17/02/2022 Nouveau succès pour la fusion nucléaire

Communication de l’Eurofusion consortium :

L’objectif de la campagne était de caractériser, avec la nouvelle paroi de JET semblable à celle d’ITER et à l’aide de nouveaux diagnostics, le comportement du plasma de fusion dans des expériences deutérium-tritium et avec des conditions attendues dans ITER pour préparer le pilotage de ce futur démonstrateur de fusion. La mission a été remplie avec un bon accord entre les prédictions de la puissance de fusion et les observations pour les durées maximales accessibles au JET.

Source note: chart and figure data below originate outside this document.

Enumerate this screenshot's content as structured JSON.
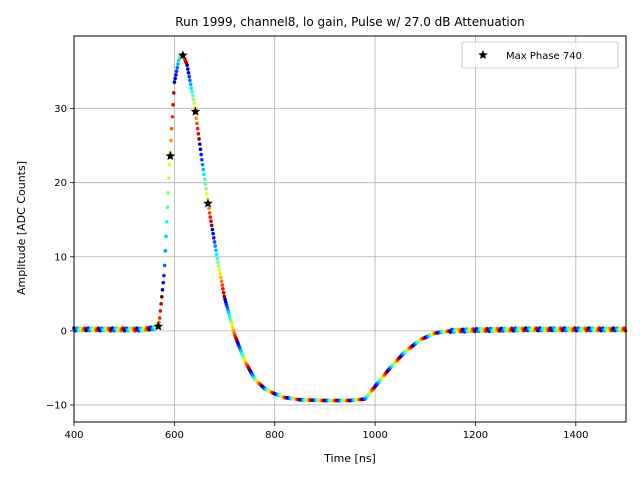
{
  "chart_data": {
    "type": "scatter",
    "title": "Run 1999, channel8, lo gain, Pulse w/ 27.0 dB Attenuation",
    "xlabel": "Time [ns]",
    "ylabel": "Amplitude [ADC Counts]",
    "xlim": [
      400,
      1500
    ],
    "ylim": [
      -12.3,
      39.8
    ],
    "xticks": [
      400,
      600,
      800,
      1000,
      1200,
      1400
    ],
    "yticks": [
      -10,
      0,
      10,
      20,
      30
    ],
    "grid": true,
    "legend": {
      "placement": "top-right",
      "entries": [
        "Max Phase 740"
      ]
    },
    "series": [
      {
        "name": "Max Phase 740",
        "marker": "star",
        "color": "#000000",
        "points": [
          [
            568,
            0.6
          ],
          [
            592,
            23.6
          ],
          [
            617,
            37.2
          ],
          [
            642,
            29.6
          ],
          [
            667,
            17.2
          ]
        ]
      },
      {
        "marker": "dot",
        "colormap": "jet",
        "waveform": [
          [
            400,
            0.2
          ],
          [
            540,
            0.2
          ],
          [
            560,
            0.4
          ],
          [
            570,
            1.2
          ],
          [
            580,
            8.0
          ],
          [
            590,
            22.0
          ],
          [
            600,
            33.5
          ],
          [
            610,
            37.0
          ],
          [
            617,
            37.2
          ],
          [
            625,
            36.0
          ],
          [
            640,
            30.5
          ],
          [
            655,
            23.0
          ],
          [
            670,
            16.0
          ],
          [
            685,
            10.0
          ],
          [
            700,
            4.5
          ],
          [
            720,
            -0.5
          ],
          [
            740,
            -4.0
          ],
          [
            760,
            -6.5
          ],
          [
            780,
            -7.8
          ],
          [
            800,
            -8.5
          ],
          [
            820,
            -9.0
          ],
          [
            850,
            -9.3
          ],
          [
            900,
            -9.4
          ],
          [
            950,
            -9.4
          ],
          [
            980,
            -9.2
          ],
          [
            1000,
            -7.5
          ],
          [
            1030,
            -5.0
          ],
          [
            1060,
            -2.8
          ],
          [
            1090,
            -1.2
          ],
          [
            1120,
            -0.3
          ],
          [
            1150,
            0.0
          ],
          [
            1200,
            0.1
          ],
          [
            1300,
            0.2
          ],
          [
            1400,
            0.2
          ],
          [
            1500,
            0.2
          ]
        ]
      }
    ]
  }
}
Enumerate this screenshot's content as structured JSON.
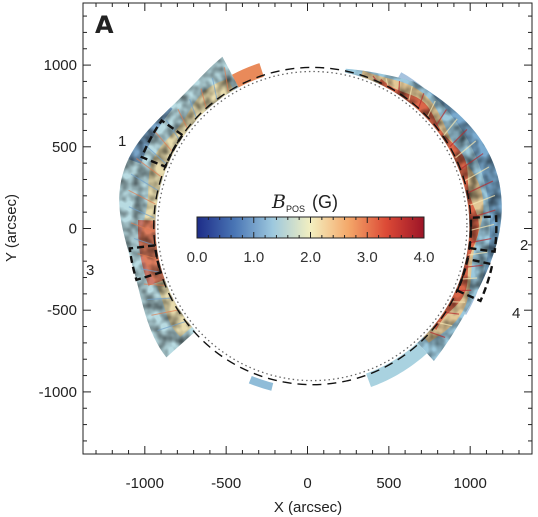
{
  "panel_label": "A",
  "axes": {
    "xlabel": "X (arcsec)",
    "ylabel": "Y (arcsec)",
    "xlim": [
      -1380,
      1380
    ],
    "ylim": [
      -1380,
      1380
    ],
    "x_ticks": [
      -1000,
      -500,
      0,
      500,
      1000
    ],
    "y_ticks": [
      1000,
      500,
      0,
      -500,
      -1000
    ],
    "x_tick_labels": [
      "-1000",
      "-500",
      "0",
      "500",
      "1000"
    ],
    "y_tick_labels": [
      "1000",
      "500",
      "0",
      "-500",
      "-1000"
    ]
  },
  "colorbar": {
    "symbol": "B",
    "subscript": "POS",
    "unit": "(G)",
    "range": [
      0.0,
      4.0
    ],
    "tick_values": [
      0,
      1,
      2,
      3,
      4
    ],
    "tick_labels": [
      "0.0",
      "1.0",
      "2.0",
      "3.0",
      "4.0"
    ],
    "colors": [
      "#1d2c88",
      "#4a76b5",
      "#9dc8de",
      "#f3efc0",
      "#f4a86a",
      "#dc4a36",
      "#9c1427"
    ]
  },
  "map": {
    "limb_radius_arcsec": 975,
    "center_arcsec": [
      30,
      15
    ],
    "inner_circle_radius_arcsec": 950,
    "field_of_view": "corona above east and west limbs"
  },
  "regions": [
    {
      "id": "1",
      "label": "1",
      "limb": "east",
      "angle_deg": [
        145,
        158
      ]
    },
    {
      "id": "2",
      "label": "2",
      "limb": "west",
      "angle_deg": [
        -8,
        3
      ]
    },
    {
      "id": "3",
      "label": "3",
      "limb": "east",
      "angle_deg": [
        187,
        197
      ]
    },
    {
      "id": "4",
      "label": "4",
      "limb": "west",
      "angle_deg": [
        -24,
        -12
      ]
    }
  ]
}
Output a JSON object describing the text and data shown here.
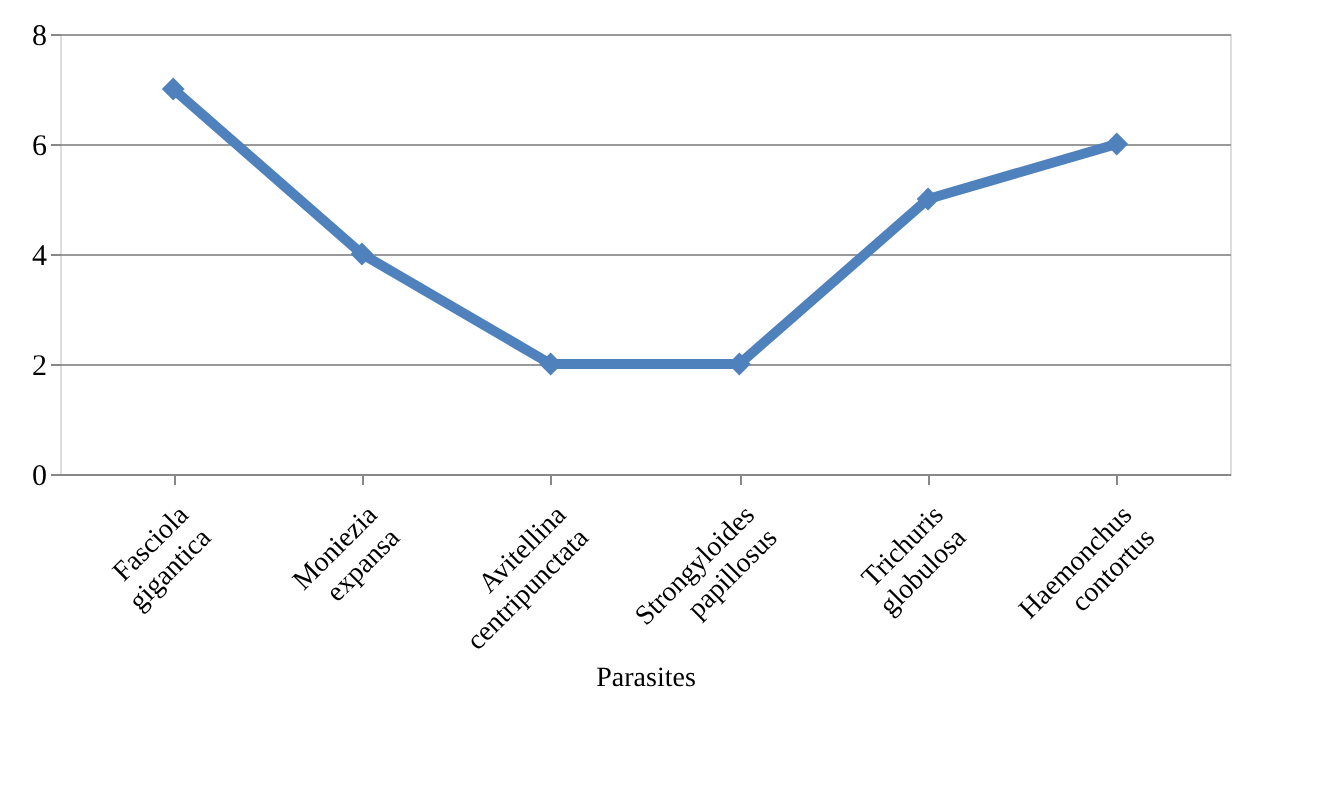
{
  "chart_data": {
    "type": "line",
    "xlabel": "Parasites",
    "categories": [
      "Fasciola gigantica",
      "Moniezia expansa",
      "Avitellina centripunctata",
      "Strongyloides papillosus",
      "Trichuris globulosa",
      "Haemonchus contortus"
    ],
    "series": [
      {
        "color": "#4f81bd",
        "values": [
          7,
          4,
          2,
          2,
          5,
          6
        ]
      }
    ],
    "ylim": [
      0,
      8
    ],
    "yticks": [
      0,
      2,
      4,
      6,
      8
    ],
    "grid": "y",
    "marker": "diamond",
    "line_style": "solid"
  }
}
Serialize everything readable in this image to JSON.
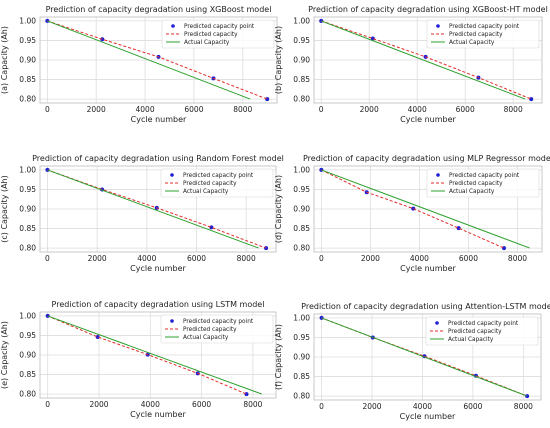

Pour atteindre ce nouveau record, le tokamak européen a subi une transformation profonde, à laquelle l’Institut de recherche sur la fusion par confinement magnétique du CEA (CEA-IRFM) a activement participé. En 2011, le carbone composant les parois intérieures du tokamak a été remplacé par du béryllium et du tungstène, qui absorbent beaucoup moins le tritium que le carbone. JET présente ainsi une configuration plus proche de celle d’ITER mais un volume dix fois plus petit, ce qui en fait un banc d’essai essentiel pour le futur démonstrateur international, dont les premiers plasmas sont prévus avant 2030 et en 2035 pour le mélange deutérium-tritium.

JET est cependant limité à des durées de quelques secondes car ses parois intérieures ne sont pas refroidies activement et ses bobines de champ magnétique ne sont pas supraconductrices.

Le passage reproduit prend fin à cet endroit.